Allothele australis
- Conservation status: Least Concern (IUCN 3.1)

Scientific classification
- Kingdom: Animalia
- Phylum: Arthropoda
- Subphylum: Chelicerata
- Class: Arachnida
- Order: Araneae
- Infraorder: Mygalomorphae
- Family: Euagridae
- Genus: Allothele
- Species: A. australis
- Binomial name: Allothele australis (Purcell, 1903)
- Synonyms: Thelechoris australis Purcell, 1903 ; Evagrus caffer australis (Purcell, 1903) ;

= Allothele australis =

- Authority: (Purcell, 1903)
- Conservation status: LC

Species of spider

Allothele australis is a species of mygalomorph spider in the family Euagridae. It is endemic to South Africa, where it is commonly known as the Eastern Cape's sheet-web spider.

==Taxonomy==
The species was originally described by W. F. Purcell in 1903 as Thelechoris australis from specimens collected at Dunbrody in the Eastern Cape. It was later transferred to the genus Euagrus by Hewitt in 1919, who treated it as a variety of Euagrus caffer. The species was subsequently moved to its current genus Allothele and restored to full species status by Coyle in 1984, who removed it from synonymy with A. caffer.

==Distribution==
Allothele australis is found in the Eastern Cape and Western Cape provinces of South Africa. The species has an extent of occurrence of 56,580 km^{2} and an area of occupancy of 48 km^{2}, occurring at elevations ranging from 37 to 1,652 metres above sea level.

In the Eastern Cape, it has been recorded from locations including Addo Elephant National Park, Baviaanskloof Nature Reserve, Cookhouse, Grahamstown, Dunbrody along the Sundays River, Peddie, and several nature reserves including Mpofu and Tsolwana. In the Western Cape, it is known from Swartberg Nature Reserve and Somerset West.

==Habitat==
Allothele australis constructs sheet-webs with funnel retreats, typically located beneath stones and in rock crevices. The species inhabits three major biomes: Fynbos, Thicket, and Savanna.

==Description==

Females of A. australis can be distinguished by their chelicerae having large and small teeth arranged alternately in a well-defined row, with a few minute denticles forming an outer row near the base.

Males have distinctive characteristics of the pedipalps, with the palpal bulb being pyriform and passing gradually into a spine that tapers to a point at the apex. The basal part of the spine is broadly curved.

The tarsus is short and lacks spines, while the tibia is longer than the patella and is expanded below. The tibia is covered with long curved stout bristles or setiform spines on all surfaces except on each side in the proximal half. Males also possess a strong, forwardly projecting process on the anteroinferior edge of tibia II, bearing two to five black, sharp-pointed, claw-like tubercles.
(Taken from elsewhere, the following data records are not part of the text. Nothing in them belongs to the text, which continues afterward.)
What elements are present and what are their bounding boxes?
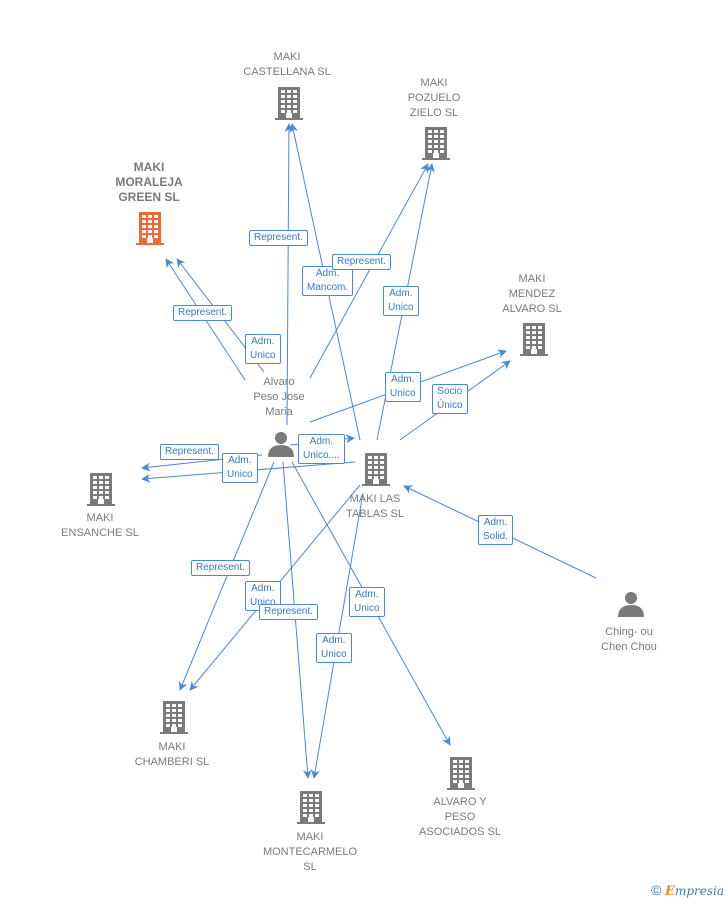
edge-label-alvaro-moraleja[interactable]: Adm. Unico <box>245 334 281 364</box>
person-icon-ching[interactable] <box>618 592 644 617</box>
edge-alvaro-castellana <box>284 123 294 426</box>
building-icon-moraleja[interactable] <box>136 212 164 245</box>
person-icon-alvaro[interactable] <box>268 432 294 457</box>
building-icon-castellana[interactable] <box>275 87 303 120</box>
node-label-alvaro[interactable]: Alvaro Peso Jose Maria <box>253 376 305 418</box>
building-icon-pozuelo[interactable] <box>422 127 450 160</box>
building-icon-ensanche[interactable] <box>87 473 115 506</box>
edge-label-alvaro-castellana[interactable]: Represent. <box>249 230 308 246</box>
edge-label-lastablas-pozuelo[interactable]: Adm. Unico <box>383 286 419 316</box>
edge-label-lastablas-castellana[interactable]: Adm. Mancom. <box>302 266 354 296</box>
edge-label-lastablas-montecarmelo[interactable]: Adm. Unico <box>316 633 352 663</box>
edge-label-lastablas-ensanche[interactable]: Adm. Unico <box>222 453 258 483</box>
node-label-mendez[interactable]: MAKI MENDEZ ALVARO SL <box>502 273 562 315</box>
edge-label-alvaro-mendez[interactable]: Adm. Unico <box>385 372 421 402</box>
copyright-symbol: © <box>651 882 662 898</box>
node-label-ensanche[interactable]: MAKI ENSANCHE SL <box>61 512 139 539</box>
building-icon-lastablas[interactable] <box>362 453 390 486</box>
edge-label-alvaro-moraleja[interactable]: Represent. <box>173 305 232 321</box>
edge-label-alvaro-montecarmelo[interactable]: Represent. <box>259 604 318 620</box>
node-label-pozuelo[interactable]: MAKI POZUELO ZIELO SL <box>407 77 461 119</box>
node-label-lastablas[interactable]: MAKI LAS TABLAS SL <box>346 493 404 520</box>
edge-label-alvaro-pozuelo[interactable]: Represent. <box>332 254 391 270</box>
node-label-chamberi[interactable]: MAKI CHAMBERI SL <box>134 741 210 768</box>
edge-label-alvaro-ensanche[interactable]: Represent. <box>160 444 219 460</box>
edge-label-alvaro-lastablas[interactable]: Adm. Unico.... <box>298 434 345 464</box>
building-icon-chamberi[interactable] <box>160 701 188 734</box>
edge-label-alvaro-alvaroypeso[interactable]: Adm. Unico <box>349 587 385 617</box>
edge-alvaro-pozuelo <box>309 163 429 379</box>
node-label-moraleja[interactable]: MAKI MORALEJA GREEN SL <box>115 160 183 204</box>
edge-alvaro-chamberi <box>178 461 275 691</box>
node-label-castellana[interactable]: MAKI CASTELLANA SL <box>243 51 331 78</box>
brand-initial: E <box>665 884 675 899</box>
building-icon-mendez[interactable] <box>520 323 548 356</box>
edge-label-lastablas-mendez[interactable]: Socio Único <box>432 384 468 414</box>
node-label-alvaroypeso[interactable]: ALVARO Y PESO ASOCIADOS SL <box>419 796 501 838</box>
building-icon-alvaroypeso[interactable] <box>447 757 475 790</box>
building-icon-montecarmelo[interactable] <box>297 791 325 824</box>
edge-alvaro-montecarmelo <box>282 461 312 779</box>
edge-label-ching-lastablas[interactable]: Adm. Solid. <box>478 515 514 545</box>
node-label-montecarmelo[interactable]: MAKI MONTECARMELO SL <box>262 831 358 873</box>
node-label-ching[interactable]: Ching- ou Chen Chou <box>601 626 657 653</box>
edge-label-alvaro-chamberi[interactable]: Represent. <box>191 560 250 576</box>
brand-name: mpresia <box>674 884 724 898</box>
footer-brand: © Empresia <box>651 882 724 899</box>
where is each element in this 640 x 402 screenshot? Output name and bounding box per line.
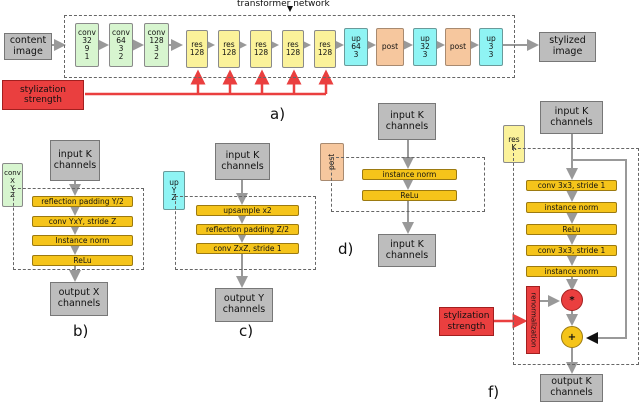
c-op: upsample x2 <box>196 205 299 216</box>
f-op: conv 3x3, stride 1 <box>526 180 617 191</box>
f-input-node: input K channels <box>540 101 603 134</box>
diagram-f-arrows <box>540 134 627 374</box>
d-op: ReLu <box>362 190 457 201</box>
label-f: f) <box>488 383 500 401</box>
f-stylization-strength-node: stylization strength <box>439 307 494 336</box>
content-image-node: content image <box>4 33 52 60</box>
transformer-network-region <box>64 15 515 78</box>
f-op: ReLu <box>526 224 617 235</box>
d-region <box>331 157 485 212</box>
post-block: post <box>376 28 404 66</box>
stylization-strength-node: stylization strength <box>2 80 84 110</box>
d-post-badge: post <box>320 143 344 181</box>
d-input-node: input K channels <box>378 103 436 140</box>
f-output-node: output K channels <box>540 374 603 402</box>
b-output-node: output X channels <box>50 282 108 316</box>
b-input-node: input K channels <box>50 140 100 181</box>
b-op: ReLu <box>32 255 133 266</box>
c-op: conv ZxZ, stride 1 <box>196 243 299 254</box>
post-block: post <box>445 28 471 66</box>
d-output-node: input K channels <box>378 234 436 267</box>
c-output-node: output Y channels <box>215 288 273 322</box>
network-pointer <box>287 6 293 12</box>
stylized-image-node: stylized image <box>539 32 596 62</box>
f-op: instance norm <box>526 202 617 213</box>
b-op: conv YxY, stride Z <box>32 216 133 227</box>
d-op: instance norm <box>362 169 457 180</box>
add-node: + <box>561 326 583 348</box>
c-input-node: input K channels <box>215 143 270 180</box>
label-c: c) <box>239 322 254 340</box>
label-b: b) <box>73 322 89 340</box>
c-op: reflection padding Z/2 <box>196 224 299 235</box>
f-region <box>513 148 639 365</box>
c-region <box>175 196 316 270</box>
f-renormalization: renormalization <box>526 286 540 354</box>
f-op: instance norm <box>526 266 617 277</box>
network-title: transformer network <box>237 0 330 9</box>
b-region <box>13 188 144 270</box>
label-d: d) <box>338 240 354 258</box>
f-op: conv 3x3, stride 1 <box>526 245 617 256</box>
b-op: Instance norm <box>32 235 133 246</box>
b-op: reflection padding Y/2 <box>32 196 133 207</box>
multiply-node: * <box>561 289 583 311</box>
label-a: a) <box>270 105 286 123</box>
diagram-a-strength-lines <box>85 69 334 96</box>
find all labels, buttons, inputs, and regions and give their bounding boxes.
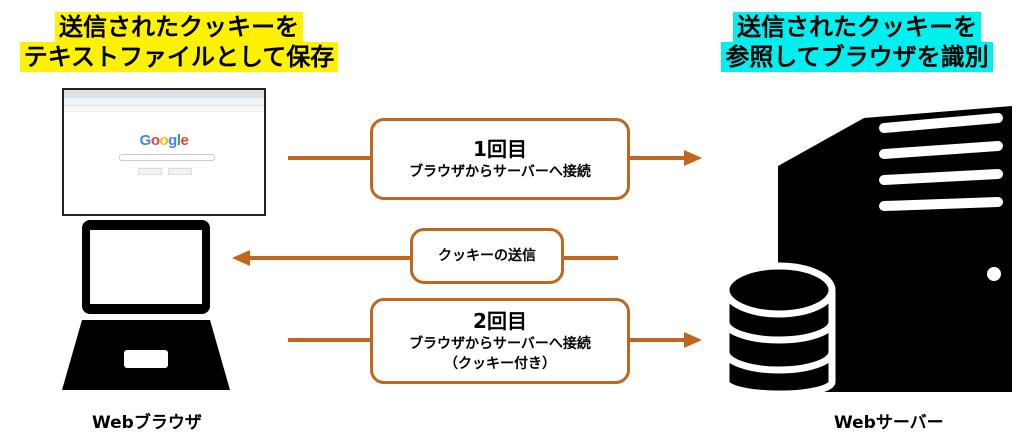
request2-box: 2回目 ブラウザからサーバーへ接続 （クッキー付き） <box>370 298 630 384</box>
server-icon <box>722 106 1012 394</box>
cookie-send-label: クッキーの送信 <box>438 248 536 264</box>
left-title-line1: 送信されたクッキーを <box>55 12 303 42</box>
right-caption: Webサーバー <box>834 413 944 433</box>
browser-lucky-button <box>168 168 192 175</box>
request1-arrow-line-right <box>628 156 684 160</box>
request1-title: 1回目 <box>473 137 527 161</box>
request1-desc: ブラウザからサーバーへ接続 <box>409 164 591 180</box>
request1-arrowhead <box>684 150 702 166</box>
cookie-send-box: クッキーの送信 <box>410 228 564 284</box>
left-title: 送信されたクッキーを テキストファイルとして保存 <box>14 12 344 72</box>
right-title: 送信されたクッキーを 参照してブラウザを識別 <box>702 12 1012 72</box>
left-caption: Webブラウザ <box>92 413 202 433</box>
browser-search-bar <box>119 154 215 161</box>
request2-arrow-line-right <box>628 338 684 342</box>
laptop-icon <box>62 220 230 390</box>
browser-tab-bar <box>64 90 264 98</box>
request2-note: （クッキー付き） <box>444 356 556 372</box>
cookie-arrow-line-right <box>562 256 618 260</box>
browser-search-button <box>138 168 162 175</box>
request2-arrowhead <box>684 332 702 348</box>
browser-toolbar <box>64 98 264 106</box>
request2-arrow-line-left <box>288 338 372 342</box>
cookie-arrow-line-left <box>248 256 412 260</box>
request2-desc: ブラウザからサーバーへ接続 <box>409 336 591 352</box>
request2-title: 2回目 <box>473 309 527 333</box>
cookie-arrowhead <box>232 250 250 266</box>
right-title-line1: 送信されたクッキーを <box>733 12 981 42</box>
google-logo: Google <box>139 132 189 149</box>
right-title-line2: 参照してブラウザを識別 <box>721 42 993 72</box>
browser-bookmarks-bar <box>64 106 264 112</box>
request1-arrow-line-left <box>288 156 372 160</box>
browser-screenshot: Google <box>62 88 266 216</box>
left-title-line2: テキストファイルとして保存 <box>19 42 339 72</box>
request1-box: 1回目 ブラウザからサーバーへ接続 <box>370 118 630 200</box>
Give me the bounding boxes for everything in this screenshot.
The opisthosoma has numerous long, outstanding, bristly setae as well as golden hairs, and similar stout setae occur on the legs.

==Conservation==
Allothele australis is listed as Least Concern by the IUCN Red List. Although the species faces threats from habitat loss due to urbanization and farming activities, particularly around Peddie, Grahamstown, Somerset West, and crop farming areas near Cookhouse, it still maintains a wide geographical range and the overall population has not yet declined significantly.

The species receives protection in several protected areas including Addo Elephant National Park, Baviaanskloof Nature Reserve, Mpofu Nature Reserve, Tsolwana Nature Reserve, and Swartberg Nature Reserve.